The group has identified two new P450 subfamilies, the CYP2Ns and the CYP2Ps, which relate phylogenetically to the CYP2Js. CYP2Ns and the CYP2Ps are abundant in extrahepatic tissues and are active in the metabolism of arachidonic acid to EETs ( Oleksiak et al., J. Biol. Chem., 2000; Oleksiak et al., Arch. Biochem. Biophys., 2003).
The group was the first to document a role for soluble epoxide hydrolase (EPHX2, sEH) in the regio- and stereoselective metabolism of EETs to dihydroxyeicosatrienoic acids (DHETs) and to show that DHETs were endogenous constituents of liver and lung ( Zeldin et al., Arch. Biochem. Biophys., 1995;Zeldin et al., Arch. Biochem. Biophys., 1996; Zeldin et al., J. Clin. Invest., 1995). In collaboration with Deanna Kroetz, Ph.D. of the University of California, San Francisco, the group’s data showed that sEH regulates EET hydrolysis and blood pressure in spontaneously hypertensive rats (Yu et al., Circ. Res., 2000). The group was also the first to document a role for microsomal epoxide hydrolase (EPHX1, mEH) in EET hydrolysis in vivo. Despite slow in vitro enzyme kinetics, mEH is localized on the endoplasmic reticulum adjacent to P450s and near high concentrations of EETs in vivo Edin et al., J Biol Chem, 2018).

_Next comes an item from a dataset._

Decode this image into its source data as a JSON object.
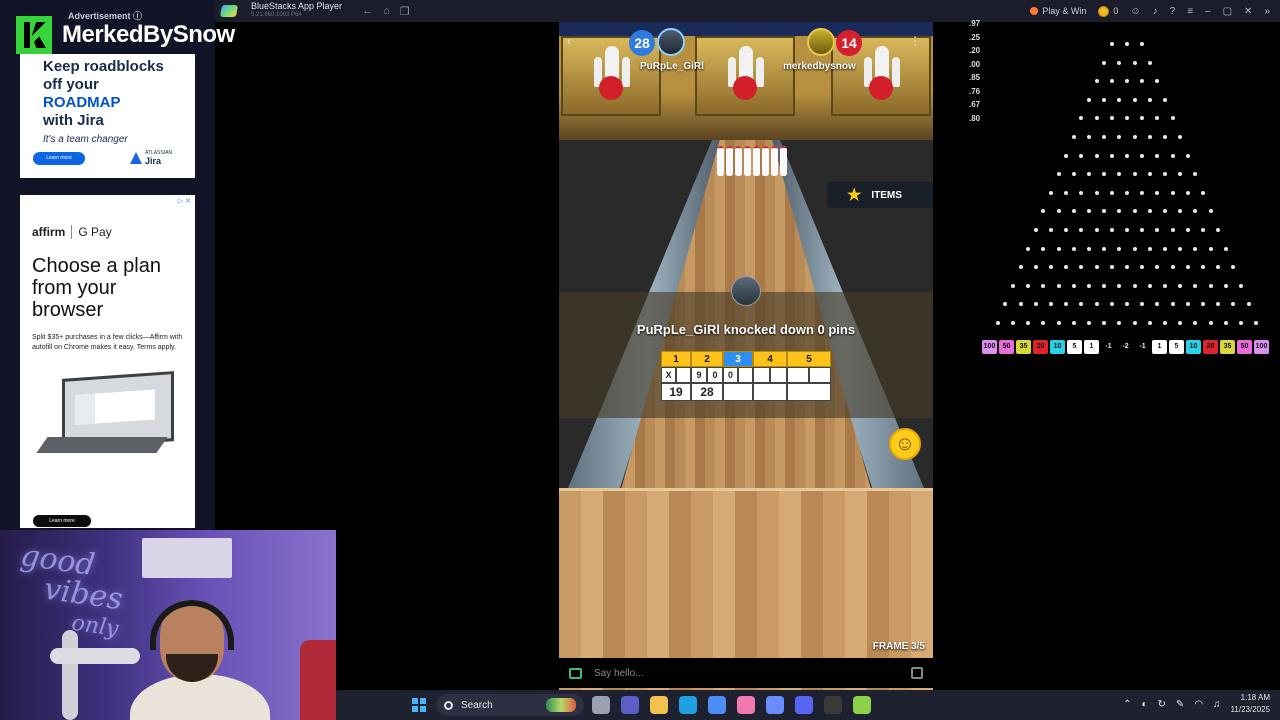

Zeldin's research has led to a better understanding of the role of cytochromes P450 in the metabolism of arachidonic acid to compounds which modulate fundamental biological processes in extrahepatic tissues, especially the heart, kidney and vasculature. The opportunities for translational research in this area include development of novel therapeutics for blood pressure control, vascular inflammation, atherosclerosis, ischemic heart disease, and stroke. The identification of individuals who are at increased risk for these disorders due to P450 or sEH genetic variation may also lead to new approaches to disease prevention.